Oltre ai fatti romantici, si infittisce anche il mistero delle due OC. Vincent e Gilbert pare si siano messi in moto per svelare il mistero dietro la strana malattia della sorella ed anche Barma sembra nascondere dei segreti. È stato bello vedere nuovamente in azione Cassidy come medico, quando entra in scena lei tutto si fa più elettrizzante. E sono persino riuscita a introdurre meglio Gideon, che gioia!

La mia parte preferita è quella dei fratelli Nightray riuniti. Mi fanno una tenerezza infinita e sono lieta di aver potuto colmare il vuoto lasciato dalla Mochizuki, che ci fa soltanto intravedere il rapporto tra Gilbert ed Elliot. Con Christine poi tutto si fa più dolce, è davvero una cara ragazza.

Il prossimo capitolo si intitolerà: Unbirthday - UN TÈ DI MATTI IN UN POMERIGGIO DORATO – e verrà pubblicato sabato 9 settembre.
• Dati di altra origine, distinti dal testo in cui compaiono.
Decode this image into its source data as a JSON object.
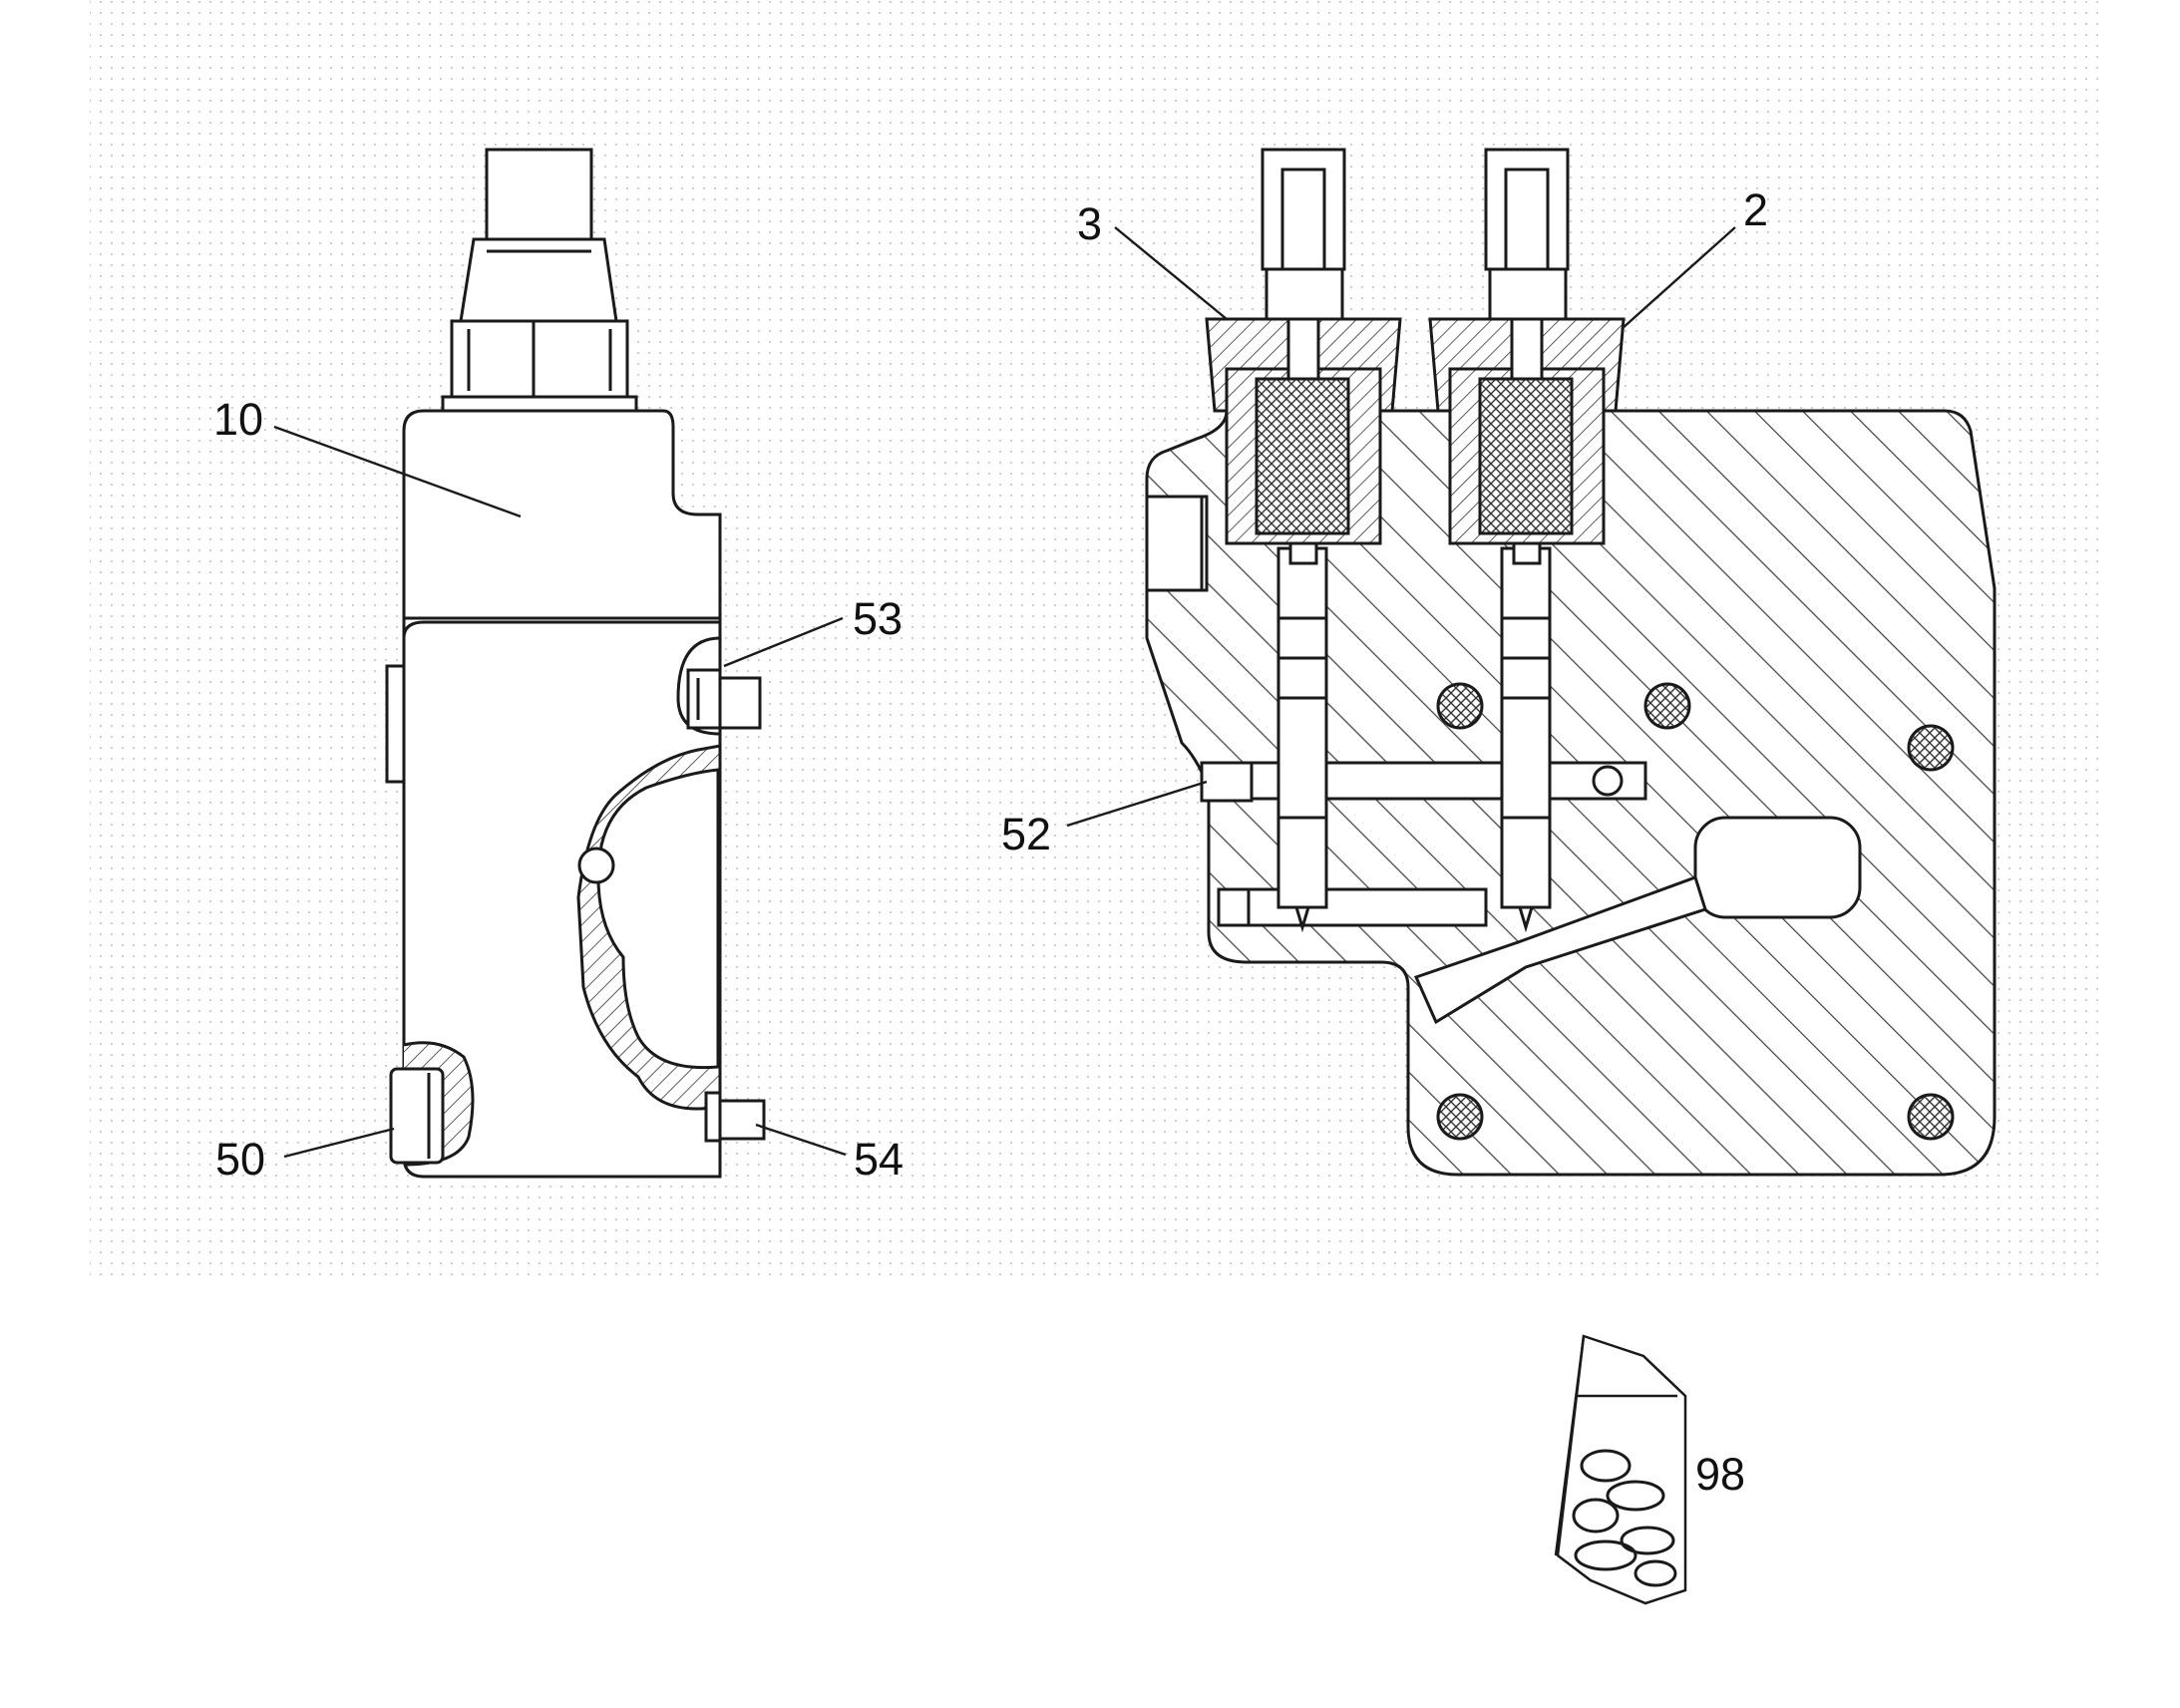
{
  "labels": {
    "l10": "10",
    "l53": "53",
    "l50": "50",
    "l54": "54",
    "l3": "3",
    "l2": "2",
    "l52": "52",
    "l98": "98"
  },
  "colors": {
    "line": "#1a1a1a",
    "hatch": "#4a4a4a",
    "background_dots": "#c8c8c8",
    "paper": "#ffffff"
  }
}
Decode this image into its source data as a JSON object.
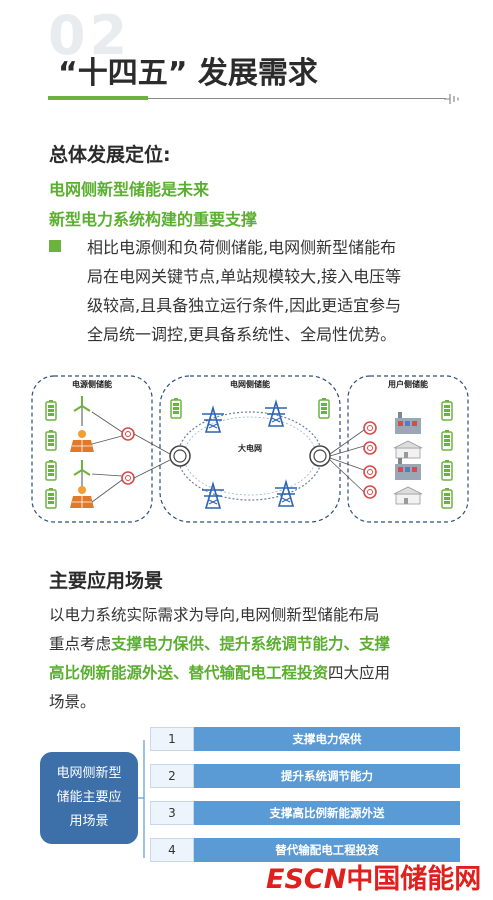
{
  "section": {
    "number": "02",
    "title": "“十四五” 发展需求"
  },
  "positioning": {
    "heading": "总体发展定位:",
    "green_line1": "电网侧新型储能是未来",
    "green_line2": "新型电力系统构建的重要支撑",
    "bullet_lines": [
      "相比电源侧和负荷侧储能,电网侧新型储能布",
      "局在电网关键节点,单站规模较大,接入电压等",
      "级较高,且具备独立运行条件,因此更适宜参与",
      "全局统一调控,更具备系统性、全局性优势。"
    ]
  },
  "diagram": {
    "group_source": "电源侧储能",
    "group_grid": "电网侧储能",
    "group_user": "用户侧储能",
    "center": "大电网"
  },
  "scenarios": {
    "heading": "主要应用场景",
    "para_line1": "以电力系统实际需求为导向,电网侧新型储能布局",
    "para_line2_plain": "重点考虑",
    "para_line2_hl": "支撑电力保供、提升系统调节能力、支撑",
    "para_line3_hl": "高比例新能源外送、替代输配电工程投资",
    "para_line3_plain": "四大应用",
    "para_line4": "场景。",
    "side_label": "电网侧新型储能主要应用场景",
    "items": [
      {
        "num": "1",
        "label": "支撑电力保供"
      },
      {
        "num": "2",
        "label": "提升系统调节能力"
      },
      {
        "num": "3",
        "label": "支撑高比例新能源外送"
      },
      {
        "num": "4",
        "label": "替代输配电工程投资"
      }
    ]
  },
  "watermark": {
    "latin": "ESCN",
    "cn": "中国储能网"
  }
}
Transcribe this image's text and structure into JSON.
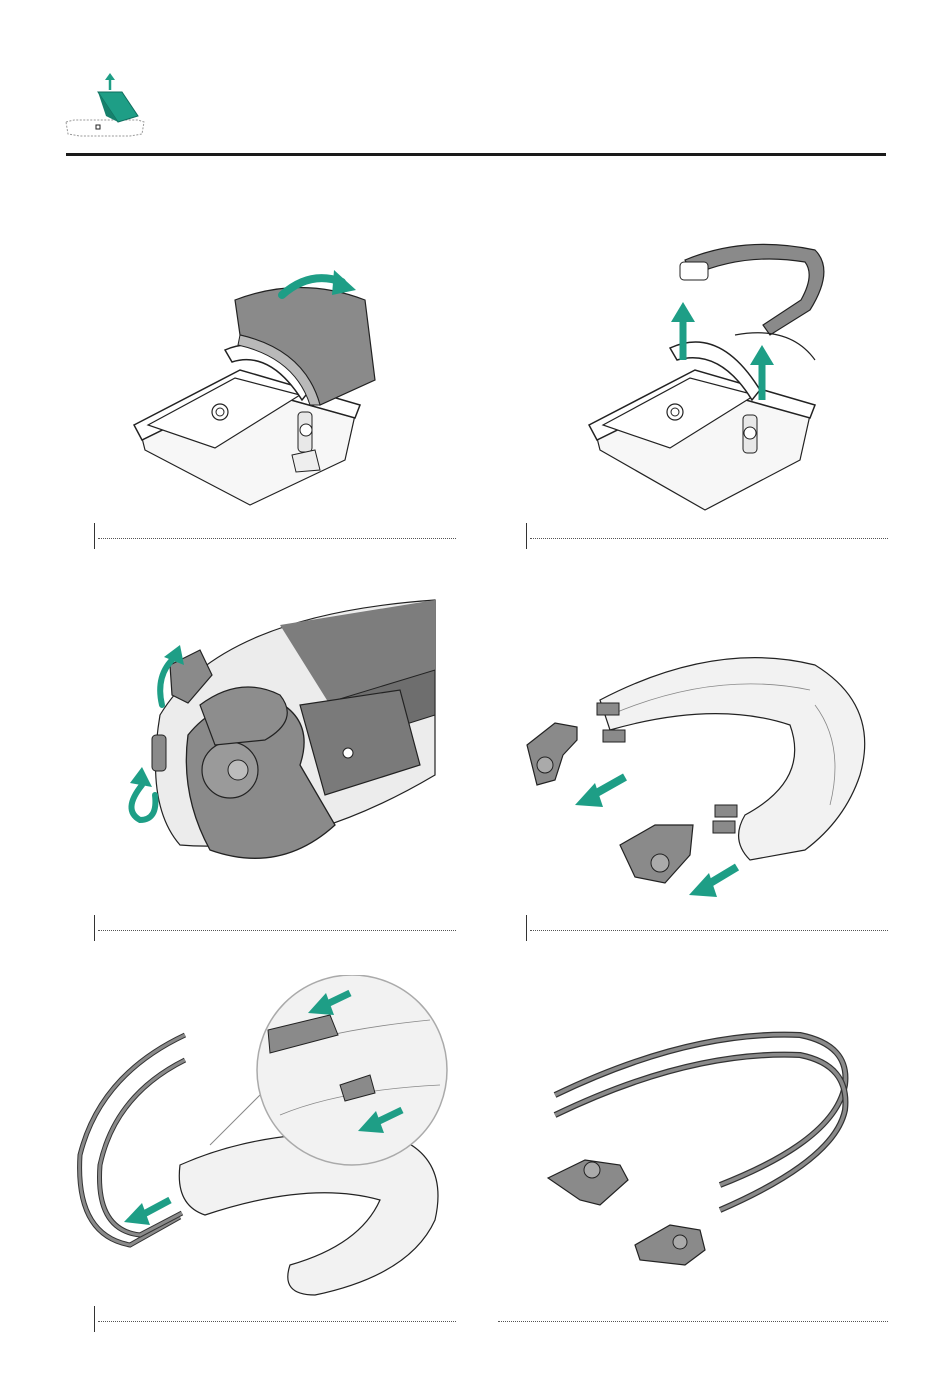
{
  "page": {
    "header_icon": "stroller-bassinet-remove-icon",
    "accent_color": "#1e9e86",
    "line_color": "#1a1a1a",
    "fabric_color": "#8a8a8a"
  },
  "steps": [
    {
      "number": "",
      "illustration": "fold-sun-canopy-back"
    },
    {
      "number": "",
      "illustration": "lift-canopy-off-bassinet"
    },
    {
      "number": "",
      "illustration": "unclip-canopy-hinge"
    },
    {
      "number": "",
      "illustration": "remove-hinges-from-canopy-frame"
    },
    {
      "number": "",
      "illustration": "slide-frame-rods-out-of-fabric"
    },
    {
      "number": "",
      "illustration": "separated-frame-and-hinges"
    }
  ]
}
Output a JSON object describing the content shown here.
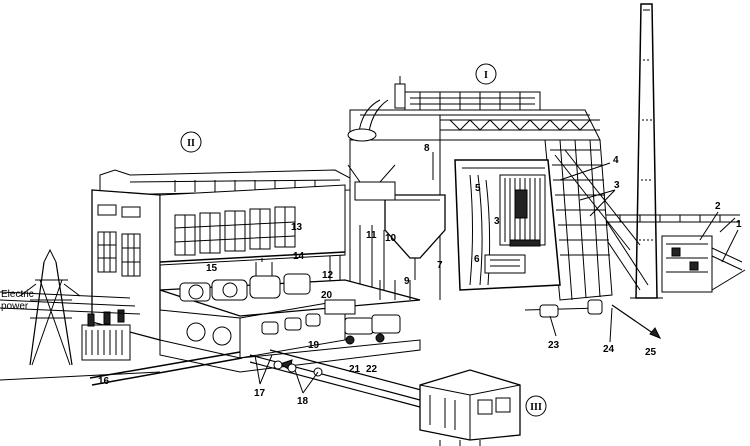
{
  "diagram": {
    "section_labels": [
      "I",
      "II",
      "III"
    ],
    "callouts": [
      "1",
      "2",
      "3",
      "3",
      "4",
      "5",
      "6",
      "7",
      "8",
      "9",
      "10",
      "11",
      "12",
      "13",
      "14",
      "15",
      "16",
      "17",
      "18",
      "19",
      "20",
      "21",
      "22",
      "23",
      "24",
      "25"
    ],
    "caption_lines": [
      "Electric",
      "power"
    ]
  },
  "colors": {
    "ink": "#000000",
    "paper": "#ffffff"
  }
}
Non perdetevelo!

Augurandovi di tornare su questi lidi, vi saluto con affetto



Moni =)

 

1Il Caucus è generalmente un incontro che si svolge tra sostenitori politici di partiti diversi, ma ha anche il significato di mediazione, una soluzione delle dispute in cui i partecipanti, anziché confrontarsi tra loro, scelgono di ritirarsi e riflettere in un ambiente privato. In “Alice in Wonderland” è tradotta come “Corsa Scompigliata” ed è anche il titolo scelto da Jun Mochizuki per tre raccolte di novelle basate su questo manga.

2Tratto dal brano “Dynasty” di MIIA.

3Per distinguere i ranghi dell’organizzazione, da qui in avanti gli “associati” rappresenteranno i membri di grado superiore (come Break, Gilbert e Reim), mentre i “collaboratori” saranno i ranghi più bassi (Sophie, Gideon e Vincent).